The current size (diameter) of conventional bronchoscopes have limited the ability to access the majority of the lung. Reductions in the size of the developmental bronchoscope have demonstrated success in expanding its reach and capabilities. See Schoenfeld, N., et. al., Ultrathin Bronchoscopy as a New Tool in the Diagnosis of Peripheral Lung Lesions, Lung Cancer Frontiers, No. 9, October 2000; Rooney, C. P., Wolf, K., McLennan, G. Ultrathin Bronchoscopy as an Adjunct to Standard Bronchoscopy in the Diagnosis of Peripheral Lung Lesions, Respiration, 69:1, 2002.
Although desirable, it is currently impractical to use bronchoscopy to screen the general population or to examine small bronchioles. However, since bronchoscopy is currently part of a routine protocol for high risk populations, it would be desirable to expand access into the bronchial tree to more areas where lung cancer predominates, such as the upper lobes, or to targeted areas identified by CT. See Byers T E, Vena J E, Rzepka T F. “Predilection of Lung Cancer for the Upper Lobes: An Epidemiologic Inquiry,” J Natl Cancer Inst. 1984 June; 72(6): 1271-5. Thus, additional improvements in bronchoscopes are needed.
Some recent efforts have focused on developing endoscopes with active catheters in which a shape memory alloy (SMA) that is deformable when electrically heated is utilized as actuator elements.
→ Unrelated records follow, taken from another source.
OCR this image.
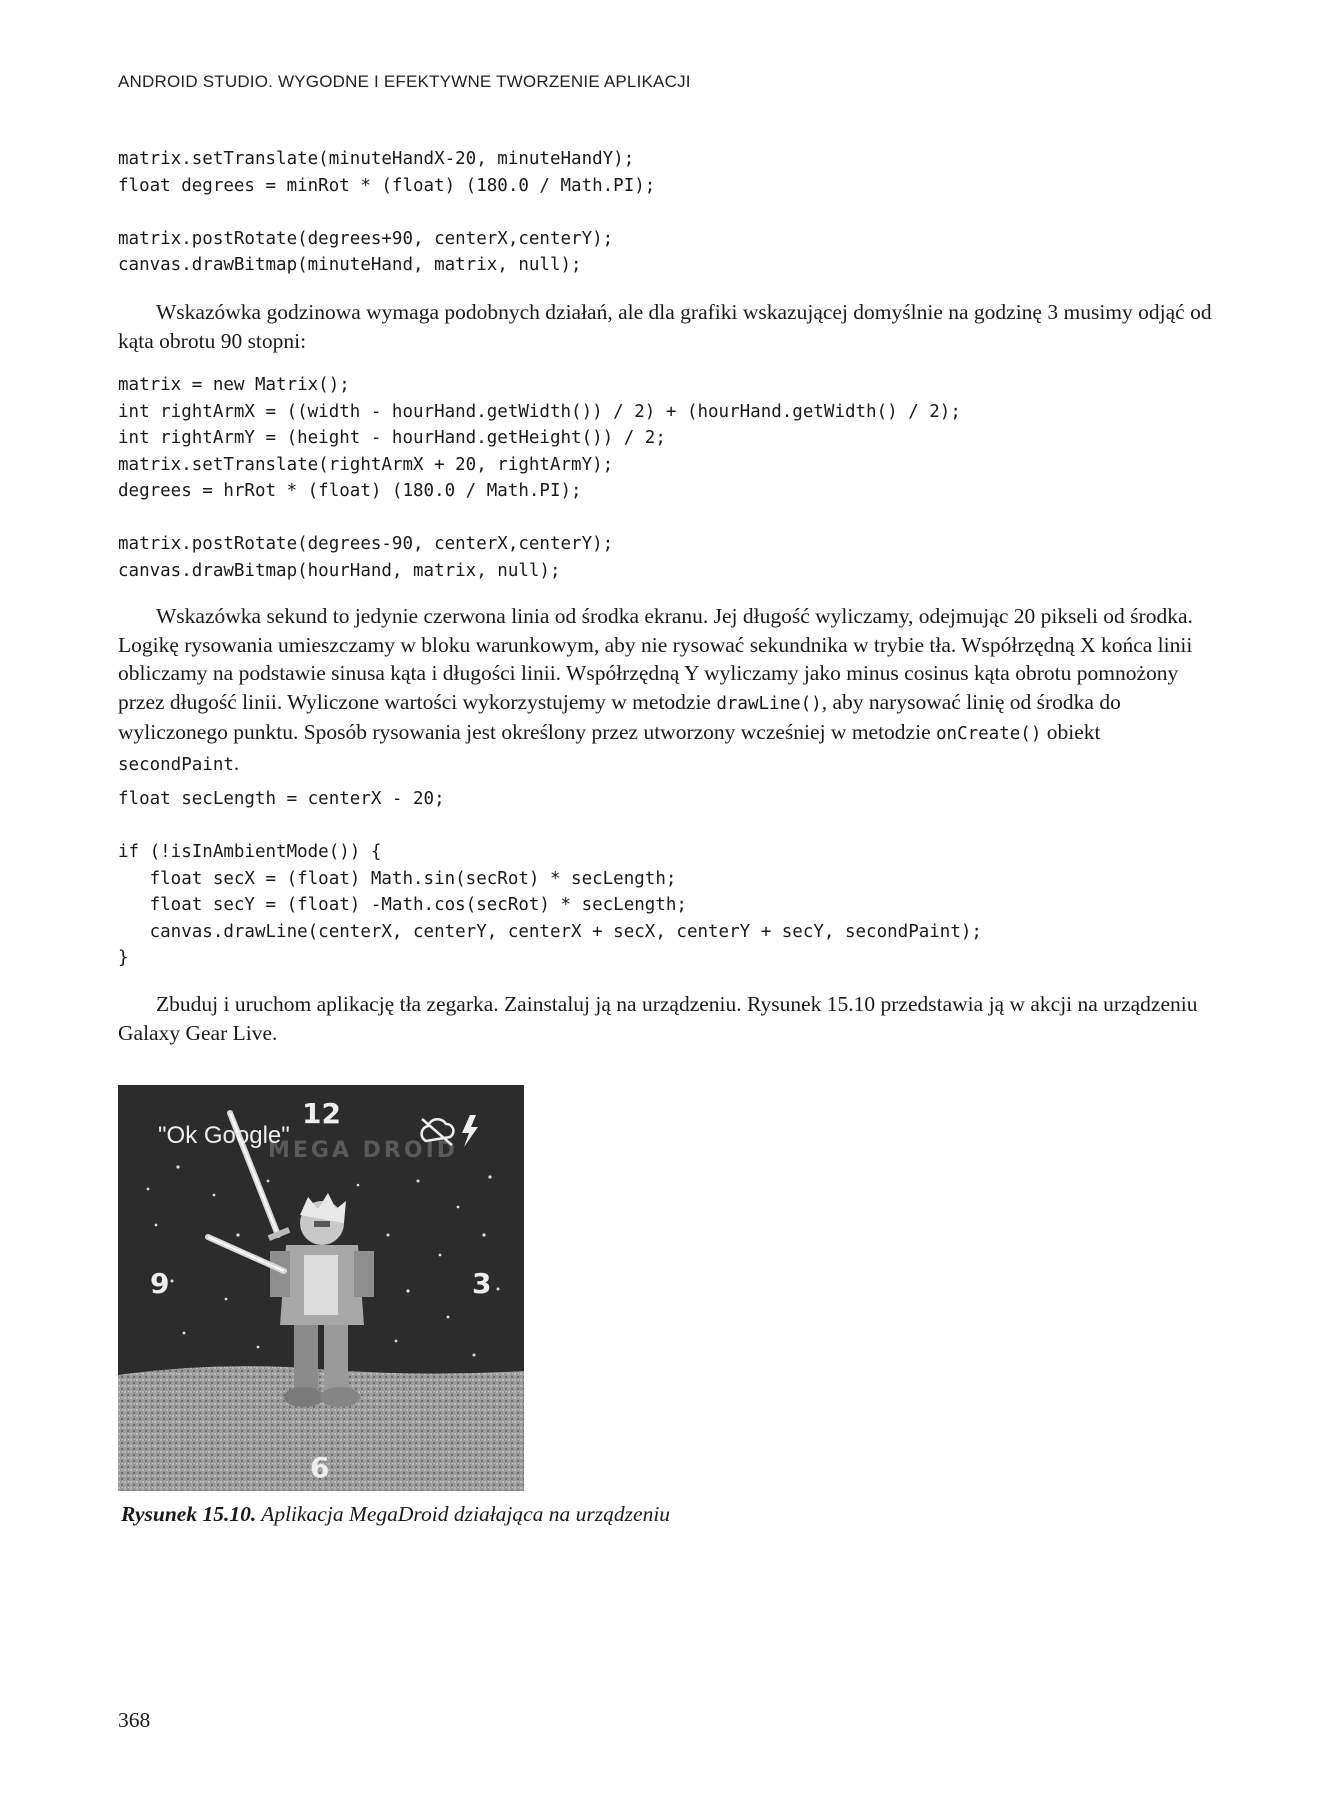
ANDROID STUDIO. WYGODNE I EFEKTYWNE TWORZENIE APLIKACJI
matrix.setTranslate(minuteHandX-20, minuteHandY);
float degrees = minRot * (float) (180.0 / Math.PI);

matrix.postRotate(degrees+90, centerX,centerY);
canvas.drawBitmap(minuteHand, matrix, null);

Wskazówka godzinowa wymaga podobnych działań, ale dla grafiki wskazującej domyślnie na godzinę 3 musimy odjąć od kąta obrotu 90 stopni:

matrix = new Matrix();
int rightArmX = ((width - hourHand.getWidth()) / 2) + (hourHand.getWidth() / 2);
int rightArmY = (height - hourHand.getHeight()) / 2;
matrix.setTranslate(rightArmX + 20, rightArmY);
degrees = hrRot * (float) (180.0 / Math.PI);

matrix.postRotate(degrees-90, centerX,centerY);
canvas.drawBitmap(hourHand, matrix, null);

Wskazówka sekund to jedynie czerwona linia od środka ekranu. Jej długość wyliczamy, odejmując 20 pikseli od środka. Logikę rysowania umieszczamy w bloku warunkowym, aby nie rysować sekundnika w trybie tła. Współrzędną X końca linii obliczamy na podstawie sinusa kąta i długości linii. Współrzędną Y wyliczamy jako minus cosinus kąta obrotu pomnożony przez długość linii. Wyliczone wartości wykorzystujemy w metodzie drawLine(), aby narysować linię od środka do wyliczonego punktu. Sposób rysowania jest określony przez utworzony wcześniej w metodzie onCreate() obiekt secondPaint.

float secLength = centerX - 20;

if (!isInAmbientMode()) {
float secX = (float) Math.sin(secRot) * secLength;
float secY = (float) -Math.cos(secRot) * secLength;
canvas.drawLine(centerX, centerY, centerX + secX, centerY + secY, secondPaint);
}

Zbuduj i uruchom aplikację tła zegarka. Zainstaluj ją na urządzeniu. Rysunek 15.10 przedstawia ją w akcji na urządzeniu Galaxy Gear Live.

MEGA DROID
"Ok Google"
12
3
6
9

Rysunek 15.10. Aplikacja MegaDroid działająca na urządzeniu

368
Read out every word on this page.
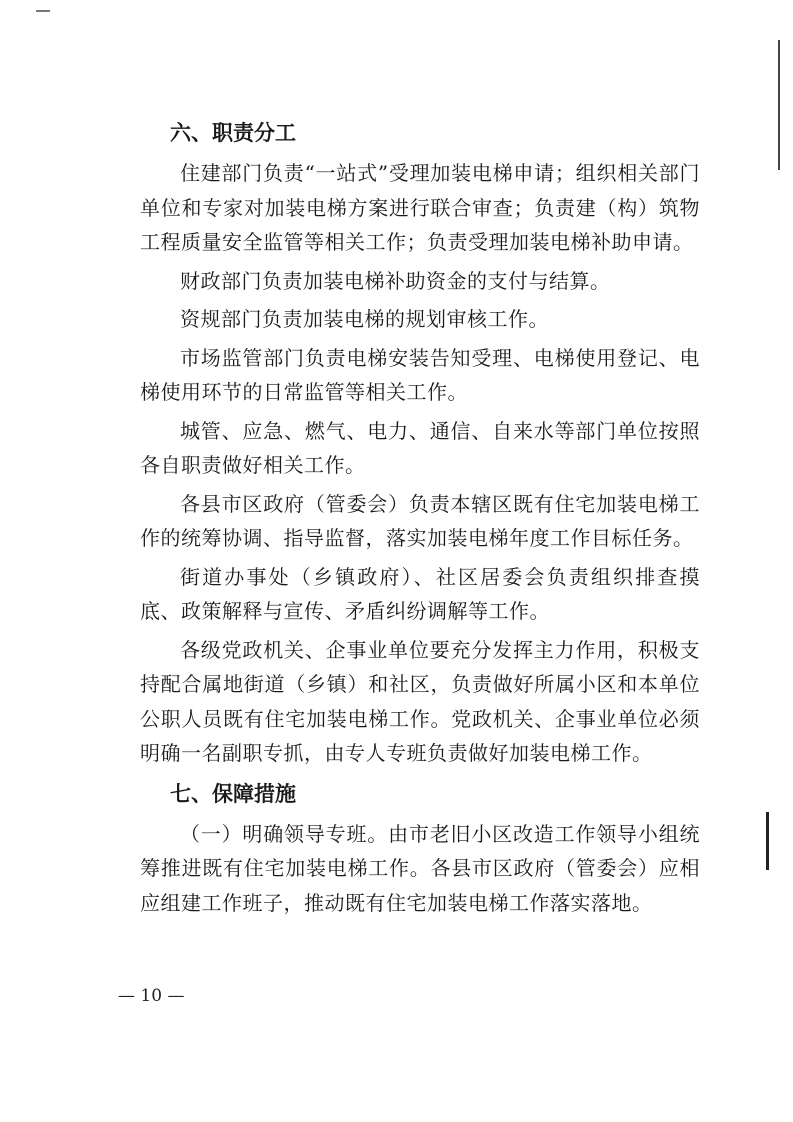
六、职责分工

住建部门负责“一站式”受理加装电梯申请；组织相关部门单位和专家对加装电梯方案进行联合审查；负责建（构）筑物工程质量安全监管等相关工作；负责受理加装电梯补助申请。

财政部门负责加装电梯补助资金的支付与结算。

资规部门负责加装电梯的规划审核工作。

市场监管部门负责电梯安装告知受理、电梯使用登记、电梯使用环节的日常监管等相关工作。

城管、应急、燃气、电力、通信、自来水等部门单位按照各自职责做好相关工作。

各县市区政府（管委会）负责本辖区既有住宅加装电梯工作的统筹协调、指导监督，落实加装电梯年度工作目标任务。

街道办事处（乡镇政府）、社区居委会负责组织排查摸底、政策解释与宣传、矛盾纠纷调解等工作。

各级党政机关、企事业单位要充分发挥主力作用，积极支持配合属地街道（乡镇）和社区，负责做好所属小区和本单位公职人员既有住宅加装电梯工作。党政机关、企事业单位必须明确一名副职专抓，由专人专班负责做好加装电梯工作。

七、保障措施

（一）明确领导专班。由市老旧小区改造工作领导小组统筹推进既有住宅加装电梯工作。各县市区政府（管委会）应相应组建工作班子，推动既有住宅加装电梯工作落实落地。

— 10 —
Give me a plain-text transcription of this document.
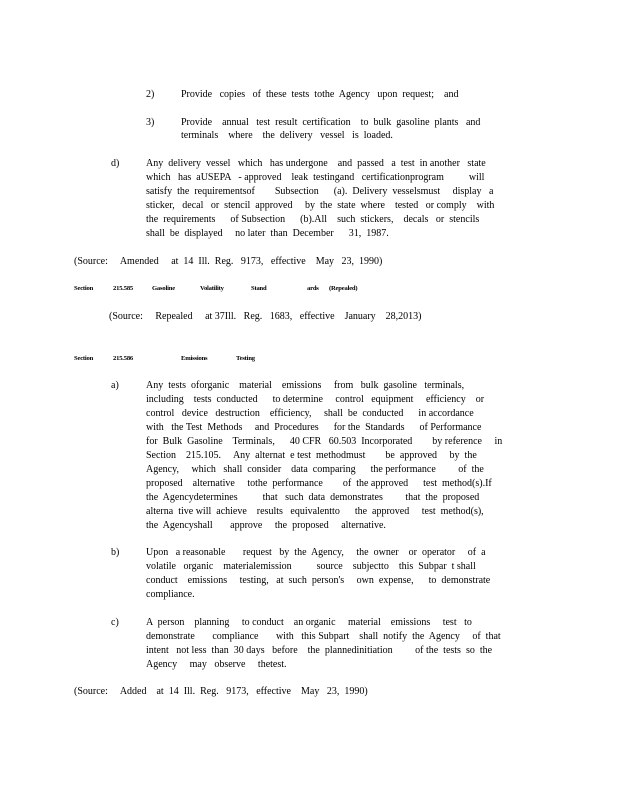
2)	Provide   copies   of  these  tests  tothe  Agency   upon  request;    and
3)	Provide    annual   test  result  certification    to  bulk  gasoline  plants   and
terminals    where    the  delivery   vessel   is  loaded.
d)	Any  delivery  vessel   which   has undergone    and  passed   a  test  in another   state
which   has  aUSEPA   - approved    leak  testingand   certificationprogram          will
satisfy  the  requirementsof        Subsection      (a).  Delivery  vesselsmust     display   a
sticker,   decal   or  stencil  approved     by  the  state  where    tested   or comply    with
the  requirements      of Subsection      (b).All    such  stickers,    decals   or  stencils
shall  be  displayed     no later  than  December      31,  1987.
(Source:     Amended     at  14  Ill.  Reg.   9173,   effective    May   23,  1990)
Section	215.585	Gasoline	Volatility	Stand	ards (Repealed)
(Source:     Repealed     at 37Ill.   Reg.   1683,   effective    January    28,2013)
Section	215.586	Emissions	Testing
a)	Any  tests  oforganic    material    emissions     from   bulk  gasoline   terminals,
including    tests  conducted      to determine     control   equipment     efficiency    or
control   device   destruction    efficiency,     shall  be  conducted      in accordance
with   the Test  Methods     and  Procedures      for the  Standards      of Performance
for  Bulk  Gasoline    Terminals,      40 CFR   60.503  Incorporated        by reference     in
Section    215.105.     Any  alternat  e test  methodmust        be  approved     by  the
Agency,     which   shall  consider    data  comparing      the performance         of  the
proposed    alternative     tothe  performance        of  the approved      test  method(s).If
the  Agencydetermines          that   such  data  demonstrates         that  the  proposed
alterna  tive will  achieve    results   equivalentto      the  approved     test  method(s),
the  Agencyshall       approve     the  proposed     alternative.
b)	Upon   a reasonable       request   by  the  Agency,     the  owner    or  operator     of  a
volatile   organic    materialemission          source    subjectto    this  Subpar  t shall
conduct    emissions     testing,   at  such  person's     own  expense,      to  demonstrate
compliance.
c)	A  person    planning     to conduct    an organic     material    emissions     test   to
demonstrate       compliance       with   this Subpart    shall  notify  the  Agency     of  that
intent   not less  than  30 days   before    the  plannedinitiation         of the  tests  so  the
Agency     may   observe     thetest.
(Source:     Added    at  14  Ill.  Reg.   9173,   effective    May   23,  1990)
For example, JP Laid-Open publication No. H11-48171 published Feb. 23, 1999 proposes an active catheter of an outer skeleton type in which a liner coil is disposed outside of a plurality of coiled actuators which are made of a shape memory alloy. The SMA actuators are directly electrically energized to permit the active catheter to be bent or flexed. U.S. Pat. No. 6,672,338 also discloses an active catheter having a linear coil forming an elastically deformable skeletal structure and a coil spring actuator made of shape memory alloy. However, improvements in endoscope design and actuation are still needed.